Last week, Park Nicollet Chief Executive David Wessner sent an internal memo to employees warning that the hospital and clinic chain would lose more than $20 million next year if it didn't take immediate action. Wessner said he would reveal a recovery plan this week that would include focusing on high-margin, high-growth services and discontinuing some others. He also said there would be job reductions.

Part of the problem is that hospitals rely heavily on the bond market to finance expensive buildings and buy state-of-the-art equipment. In this market, with liquidity scarce, not only is it more expensive to borrow, but some hospitals with variable-rate loans have found interest rates soaring on their existing debt. At one point, with no buyers for new debt, they were unable to refinance.

Fairview, for example, saw interest rates on some debt jump from about 4 percent at the beginning of the year to around 9 percent before it managed to refinance about $520 million in early November at a fixed rate of 7 percent. Fairview also managed to sell $222 million in bonds at the end of October, of which the bulk went toward the University of Minnesota Children's Hospital project.

Rural cushion

Some hospitals, cushioned from the slump in revenue, are faring better than others. Rural hospitals, for example, have seen stable patient volumes. They're also insulated because the federal government pays small, rural hospitals differently from metro hospitals to make sure they stay open. As a result, rural hospitals now have fatter operating margins than metro hospitals: between 4 and 6 percent, compared with 1 percent for metro hospitals, said Lawrence Massa of the Minnesota Hospital Association.

Even in the Twin Cities, Regions Hospital in St. Paul saw inpatient admission go up 6 percent, helped by new partnerships with western Wisconsin hospitals. Allina Hospitals and Clinics, the Twin Cities' biggest group, had small increases in inpatient admissions and outpatient visits.

Many hospitals, however, are feeling the recession much the way other businesses are. Hospital officials say they think patients are deferring care because they've lost their jobs and medical benefits. Those who still have insurance are facing higher deductibles and higher copays and co-insurance, causing them to think twice about going to the doctor.

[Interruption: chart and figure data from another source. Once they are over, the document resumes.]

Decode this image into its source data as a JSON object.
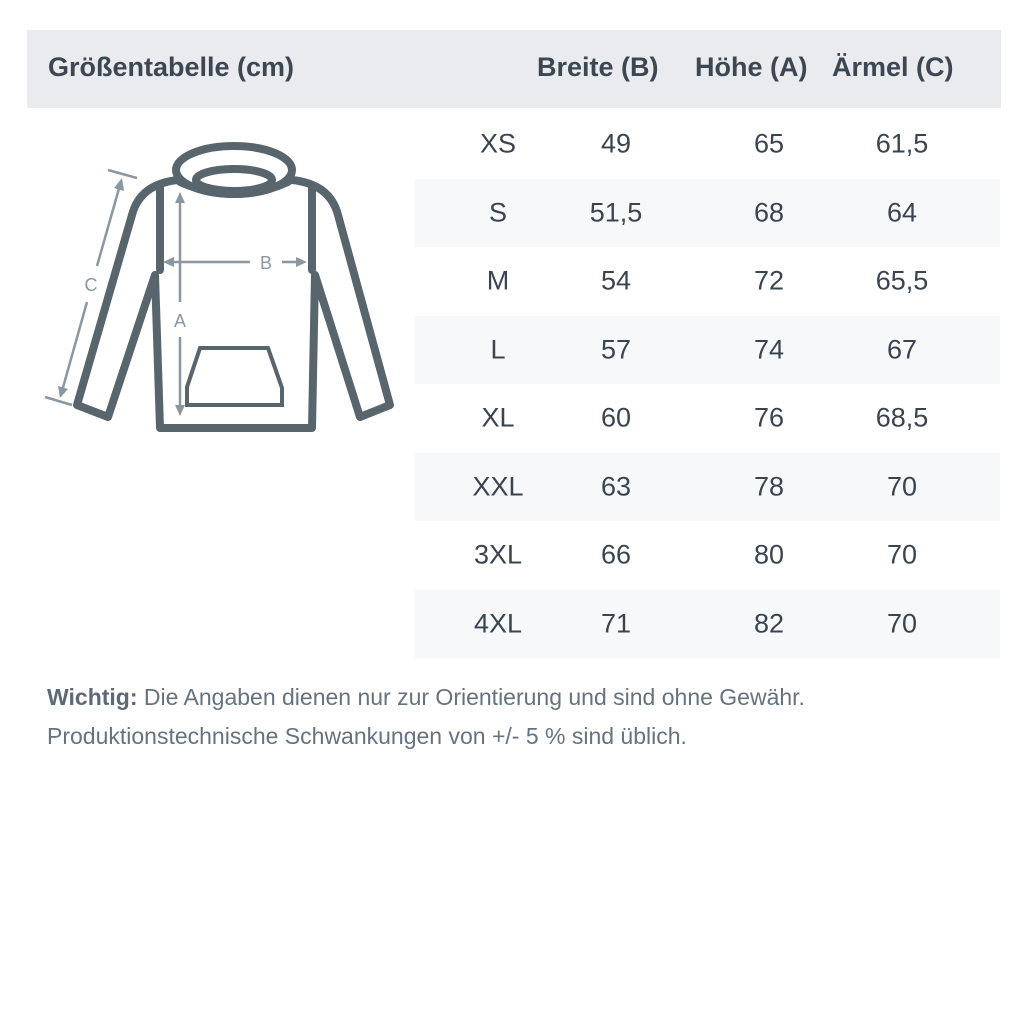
{
  "header": {
    "title": "Größentabelle (cm)",
    "columns": [
      "Breite (B)",
      "Höhe (A)",
      "Ärmel (C)"
    ]
  },
  "diagram": {
    "labels": {
      "a": "A",
      "b": "B",
      "c": "C"
    },
    "colors": {
      "outline": "#59656d",
      "arrows": "#8a96a0"
    }
  },
  "table": {
    "rows": [
      {
        "size": "XS",
        "breite": "49",
        "hoehe": "65",
        "aermel": "61,5"
      },
      {
        "size": "S",
        "breite": "51,5",
        "hoehe": "68",
        "aermel": "64"
      },
      {
        "size": "M",
        "breite": "54",
        "hoehe": "72",
        "aermel": "65,5"
      },
      {
        "size": "L",
        "breite": "57",
        "hoehe": "74",
        "aermel": "67"
      },
      {
        "size": "XL",
        "breite": "60",
        "hoehe": "76",
        "aermel": "68,5"
      },
      {
        "size": "XXL",
        "breite": "63",
        "hoehe": "78",
        "aermel": "70"
      },
      {
        "size": "3XL",
        "breite": "66",
        "hoehe": "80",
        "aermel": "70"
      },
      {
        "size": "4XL",
        "breite": "71",
        "hoehe": "82",
        "aermel": "70"
      }
    ]
  },
  "note": {
    "label": "Wichtig:",
    "line1": " Die Angaben dienen nur zur Orientierung und sind ohne Gewähr.",
    "line2": "Produktionstechnische Schwankungen von +/- 5 % sind üblich."
  },
  "colors": {
    "header_bg": "#eaebee",
    "stripe_bg": "#f7f8fa",
    "text": "#3a4450"
  }
}
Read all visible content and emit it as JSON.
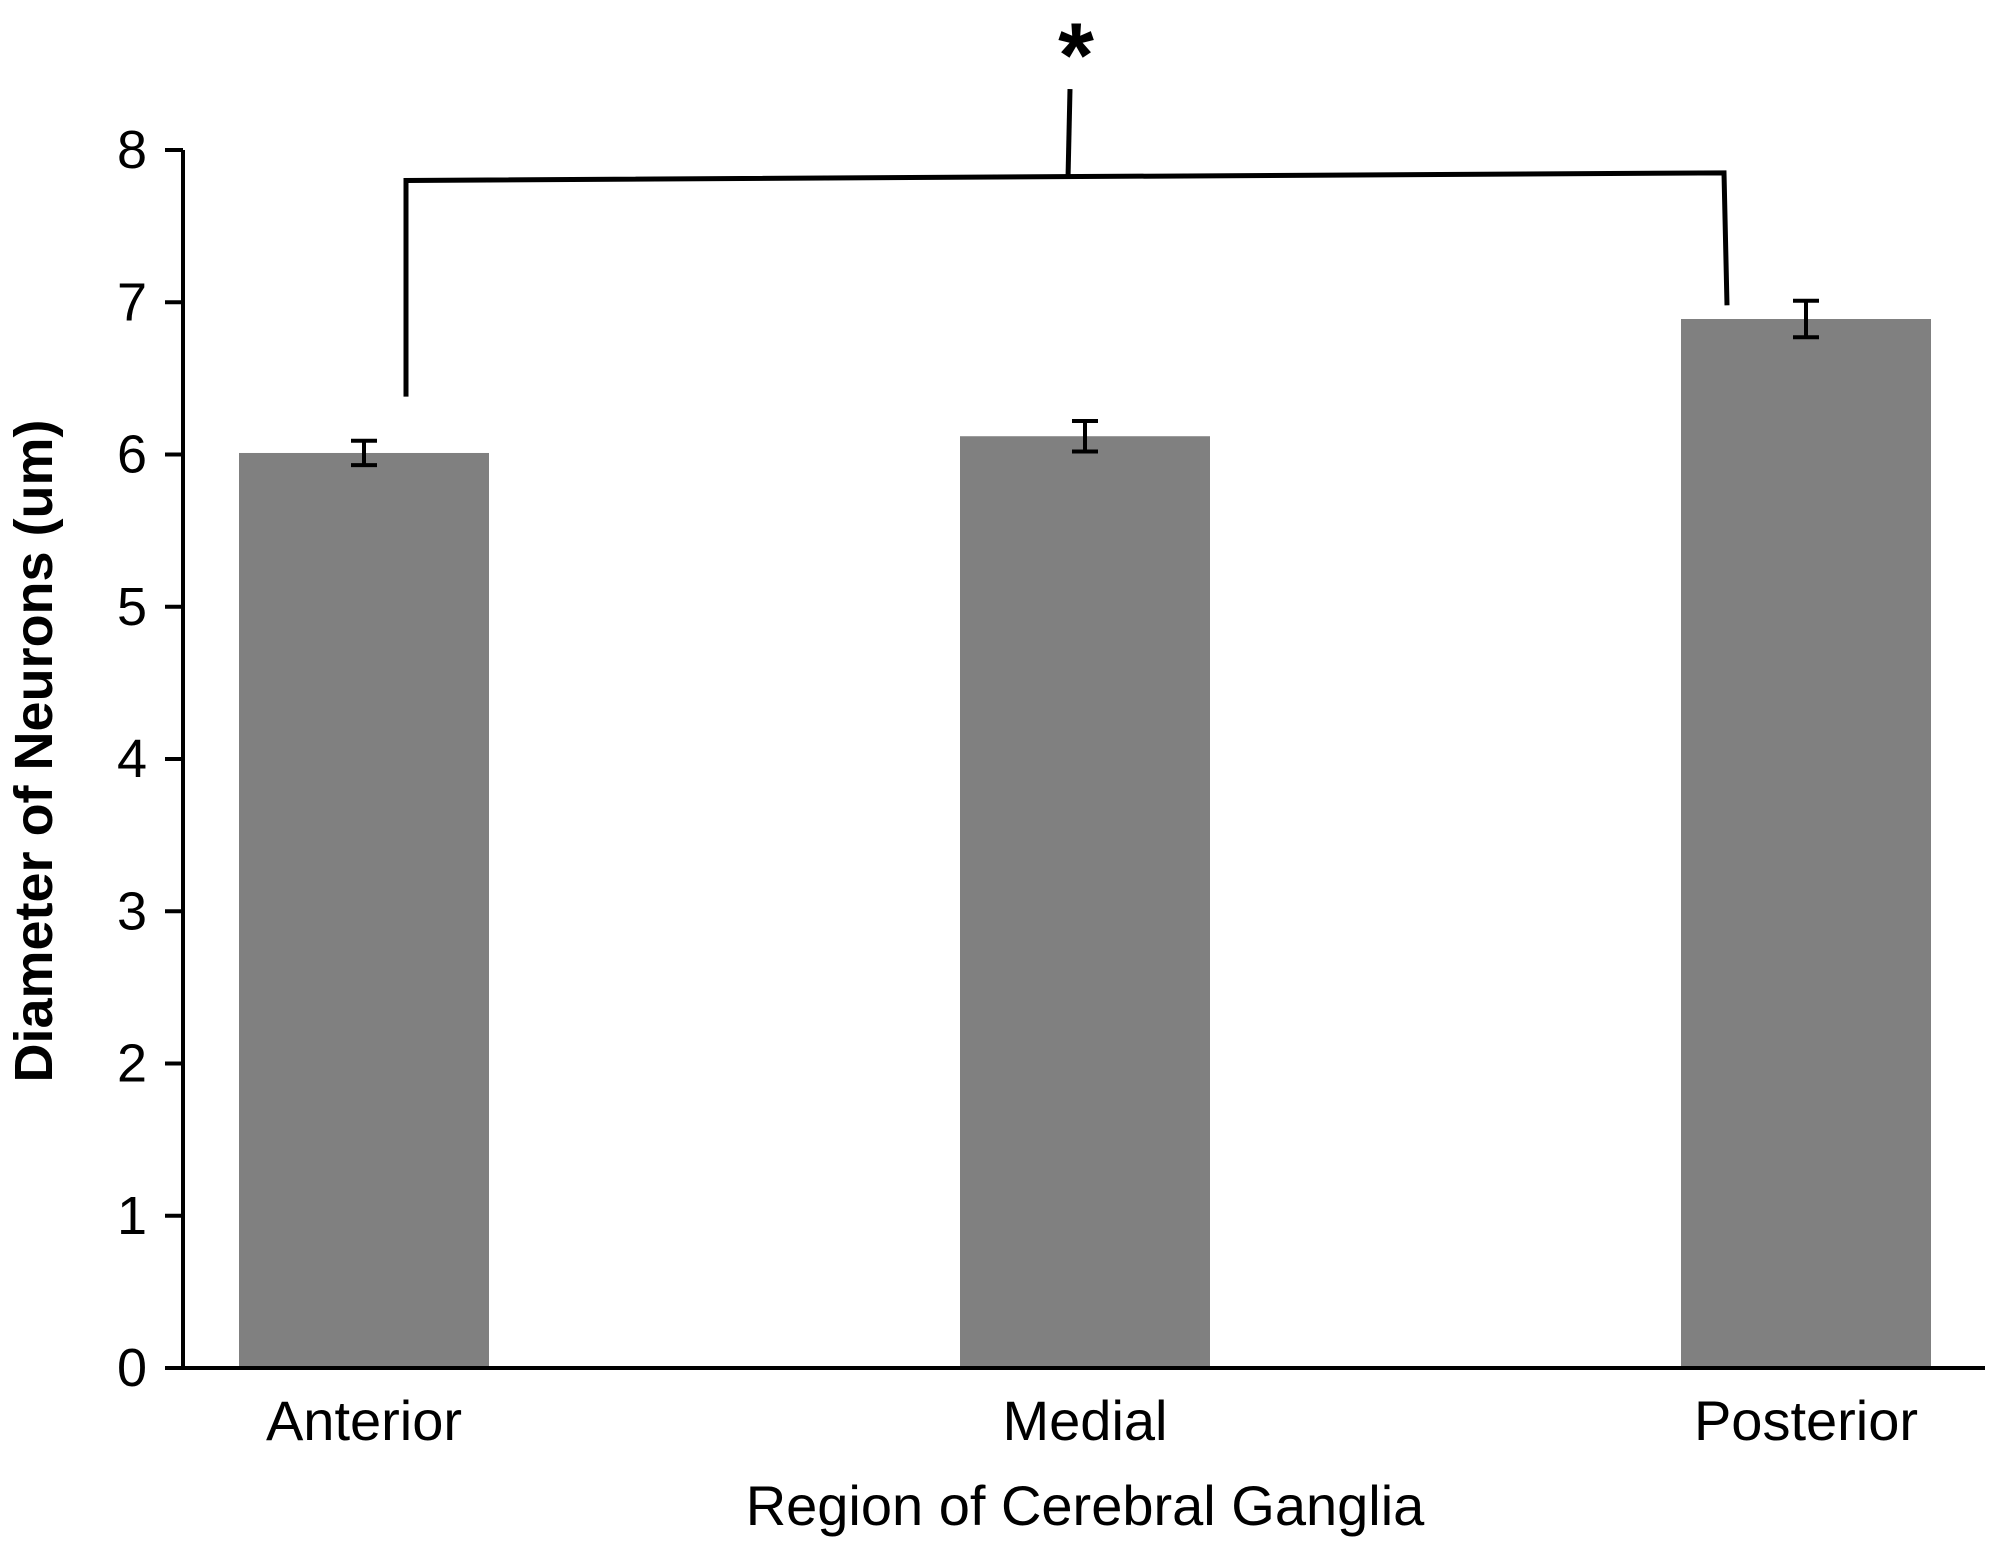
{
  "chart_data": {
    "type": "bar",
    "title": "",
    "xlabel": "Region of Cerebral Ganglia",
    "ylabel": "Diameter of Neurons (um)",
    "categories": [
      "Anterior",
      "Medial",
      "Posterior"
    ],
    "values": [
      6.01,
      6.12,
      6.89
    ],
    "errors": [
      0.08,
      0.1,
      0.12
    ],
    "ylim": [
      0,
      8
    ],
    "yticks": [
      0,
      1,
      2,
      3,
      4,
      5,
      6,
      7,
      8
    ],
    "grid": false,
    "legend": "none",
    "bar_color": "#808080",
    "axis_color": "#000000",
    "annotations": [
      {
        "text": "*",
        "type": "significance-bracket",
        "from": "Anterior",
        "to": "Posterior",
        "left_y": 7.8,
        "right_y": 7.85,
        "left_end_y": 6.38,
        "right_end_y": 6.98,
        "stem_top_y": 8.4
      }
    ]
  }
}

Patients who do get care are leaving a growing pile of unpaid bills. Hennepin County Medical Center (HCMC) expects a rise in uncompensated care to $47 million this year from $42 million last year. That includes charity care to the uninsured as well as bad debt incurred by the so-called underinsured, or people who face high deductibles or copays and co-insurance.

HCMC, which hasn't experienced a drop in patient volume, long has had procedures to help uninsured patients enroll in public programs. Now it's the other metro hospitals that are feeling the rise in unpaid care. "Now our competitors are calling us," said Chief Financial Officer Larry Kryzaniak.

No portfolio

HCMC will go ahead with plans to renovate critical-care units at a cost of $40 million, Kryzaniak said. It will also proceed with expanding its primary care clinics, for which the county has already committed $30 million. Kryzaniak said he's lucky he doesn't have to worry about what the stock market is doing to HCMC's investment portfolio; it doesn't have one.

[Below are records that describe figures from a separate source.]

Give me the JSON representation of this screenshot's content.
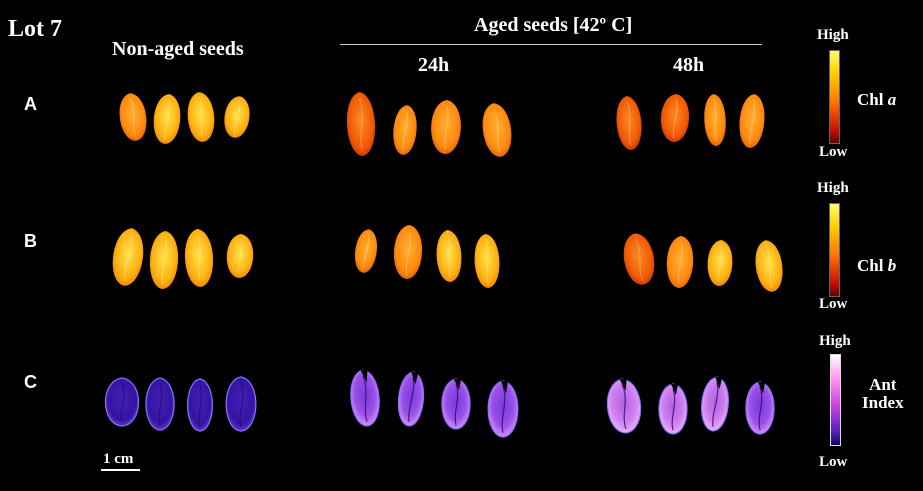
{
  "figure": {
    "lot": "Lot 7",
    "non_aged_label": "Non-aged seeds",
    "aged_label": "Aged seeds [42º C]",
    "col_24h": "24h",
    "col_48h": "48h",
    "rows": [
      "A",
      "B",
      "C"
    ],
    "scale_bar": "1 cm"
  },
  "legends": {
    "chl_a": {
      "high": "High",
      "low": "Low",
      "name": "Chl",
      "var": "a"
    },
    "chl_b": {
      "high": "High",
      "low": "Low",
      "name": "Chl",
      "var": "b"
    },
    "ant": {
      "high": "High",
      "low": "Low",
      "line1": "Ant",
      "line2": "Index"
    }
  },
  "colors": {
    "background": "#000000",
    "chl_high": "#ffff66",
    "chl_low": "#660000",
    "ant_high": "#ffffff",
    "ant_low": "#1a0066"
  }
}
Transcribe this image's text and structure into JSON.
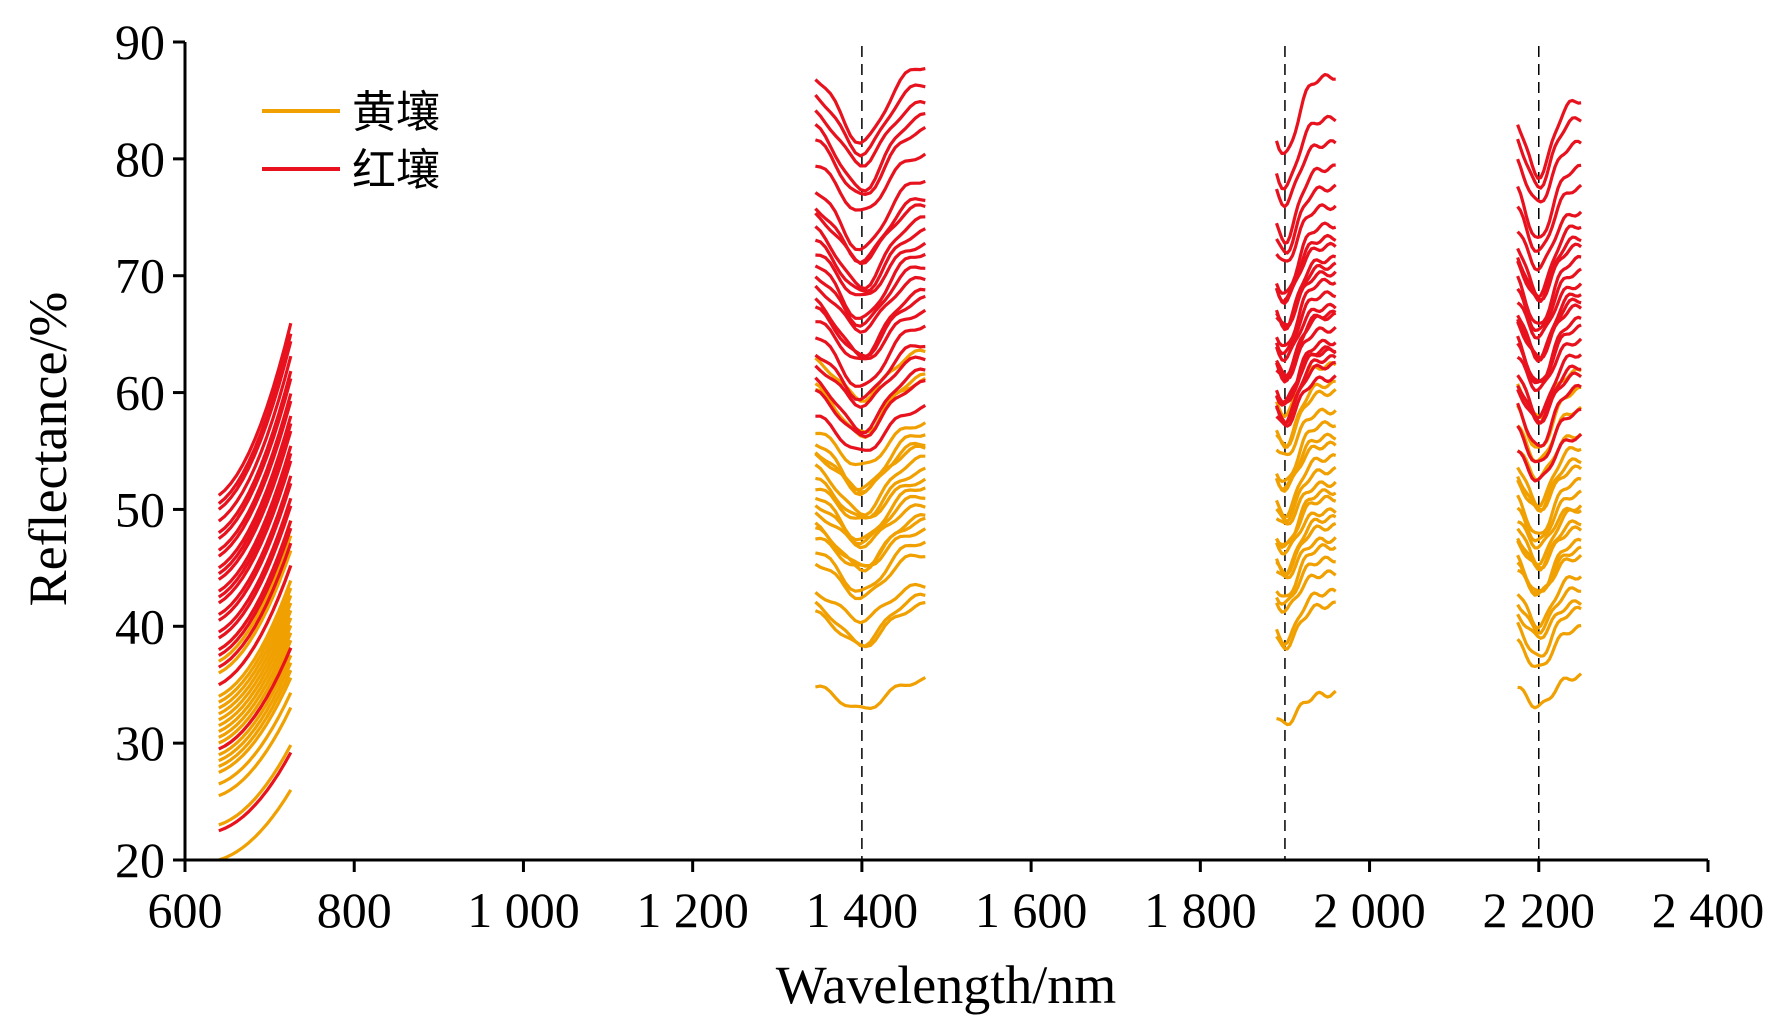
{
  "chart_data": {
    "type": "line",
    "xlabel": "Wavelength/nm",
    "ylabel": "Reflectance/%",
    "xlim": [
      600,
      2400
    ],
    "ylim": [
      20,
      90
    ],
    "xticks": [
      600,
      800,
      1000,
      1200,
      1400,
      1600,
      1800,
      2000,
      2200,
      2400
    ],
    "xtick_labels": [
      "600",
      "800",
      "1 000",
      "1 200",
      "1 400",
      "1 600",
      "1 800",
      "2 000",
      "2 200",
      "2 400"
    ],
    "yticks": [
      20,
      30,
      40,
      50,
      60,
      70,
      80,
      90
    ],
    "ytick_labels": [
      "20",
      "30",
      "40",
      "50",
      "60",
      "70",
      "80",
      "90"
    ],
    "grid": false,
    "legend_position": "top-left",
    "reference_lines": [
      1400,
      1900,
      2200
    ],
    "series": [
      {
        "name": "黄壤",
        "color": "#F0A000",
        "band_ranges": [
          [
            640,
            725
          ],
          [
            1345,
            1475
          ],
          [
            1890,
            1960
          ],
          [
            2175,
            2250
          ]
        ],
        "start_values": [
          20,
          23,
          25.5,
          26.5,
          27.5,
          28,
          28.5,
          29,
          29.5,
          30,
          30.5,
          31,
          31.5,
          32,
          32.5,
          33,
          33.5,
          34,
          35,
          36,
          37,
          38
        ],
        "band_levels": [
          [
            35.2,
            41.5,
            42.2,
            43,
            46,
            47,
            47.8,
            48.5,
            49.2,
            50,
            50.8,
            51.5,
            52.3,
            53,
            54,
            54.8,
            55.5,
            56.3,
            57,
            60.5,
            61.2,
            63.2
          ],
          [
            34,
            41.5,
            42.5,
            44,
            45.5,
            46.5,
            47,
            48,
            49,
            49.5,
            50.5,
            51,
            52,
            53,
            54,
            55,
            56,
            57,
            58,
            59.5,
            60.5,
            62
          ],
          [
            35.5,
            39.5,
            41,
            41.5,
            43,
            44,
            45.5,
            46,
            47,
            48,
            48.5,
            49.5,
            50,
            51,
            52,
            53,
            54,
            55,
            56,
            58,
            60,
            61.5
          ]
        ]
      },
      {
        "name": "红壤",
        "color": "#E8121E",
        "band_ranges": [
          [
            640,
            725
          ],
          [
            1345,
            1475
          ],
          [
            1890,
            1960
          ],
          [
            2175,
            2250
          ]
        ],
        "start_values": [
          22.5,
          29.5,
          35,
          36.5,
          37.5,
          38,
          39,
          39.5,
          40.5,
          41,
          42,
          42.5,
          43,
          44,
          44.5,
          45,
          46,
          46.5,
          47.5,
          48,
          49,
          50,
          50.5,
          51.2
        ],
        "band_levels": [
          [
            58.5,
            60.5,
            61.5,
            62.5,
            64,
            65.5,
            66.5,
            67.5,
            68.5,
            69.5,
            70.5,
            71.5,
            72.5,
            73.5,
            74.5,
            75.5,
            76.5,
            78,
            80,
            82,
            83.5,
            84.5,
            86,
            87.5
          ],
          [
            61,
            62,
            62.5,
            63,
            63.5,
            64,
            65,
            66,
            66.5,
            67,
            68,
            69,
            70,
            70.5,
            71,
            72,
            73,
            74,
            75.5,
            77,
            79,
            81,
            83,
            86.5
          ],
          [
            56,
            58,
            60,
            61,
            62,
            63,
            64,
            65,
            66,
            67,
            67.5,
            68,
            69,
            70,
            71,
            72,
            73,
            74,
            75,
            77,
            79,
            81,
            83,
            84.5
          ]
        ]
      }
    ]
  }
}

At the Mayo Clinic, which occupies a unique position because its Rochester complex draws patients from around country and the world, the picture is more mixed. Patients worried about fuel prices and the economy were less willing to travel this year and more likely to have tests and other procedures performed closer to home, said Shirley Weis, Mayo's chief administrative officer. However, Mayo hasn't experienced a big change in its business overall, and volume was up between 2 and 3 percent this year.

But Mayo, with the richest investment portfolio of the hospital groups, also had more to lose in the financial market meltdown. Its long-term portfolio of $3 billion was down 14 percent through October.

The big question for hospitals is whether the downturn is a blip or something more protracted.

St. John's may have put off its big expansion, but it will continue to make some small investments.

"I don't want to call it patchwork," said Gill, "but it's some temporary fixes."

He said he's optimistic the industry will rebound. He just doesn't know when.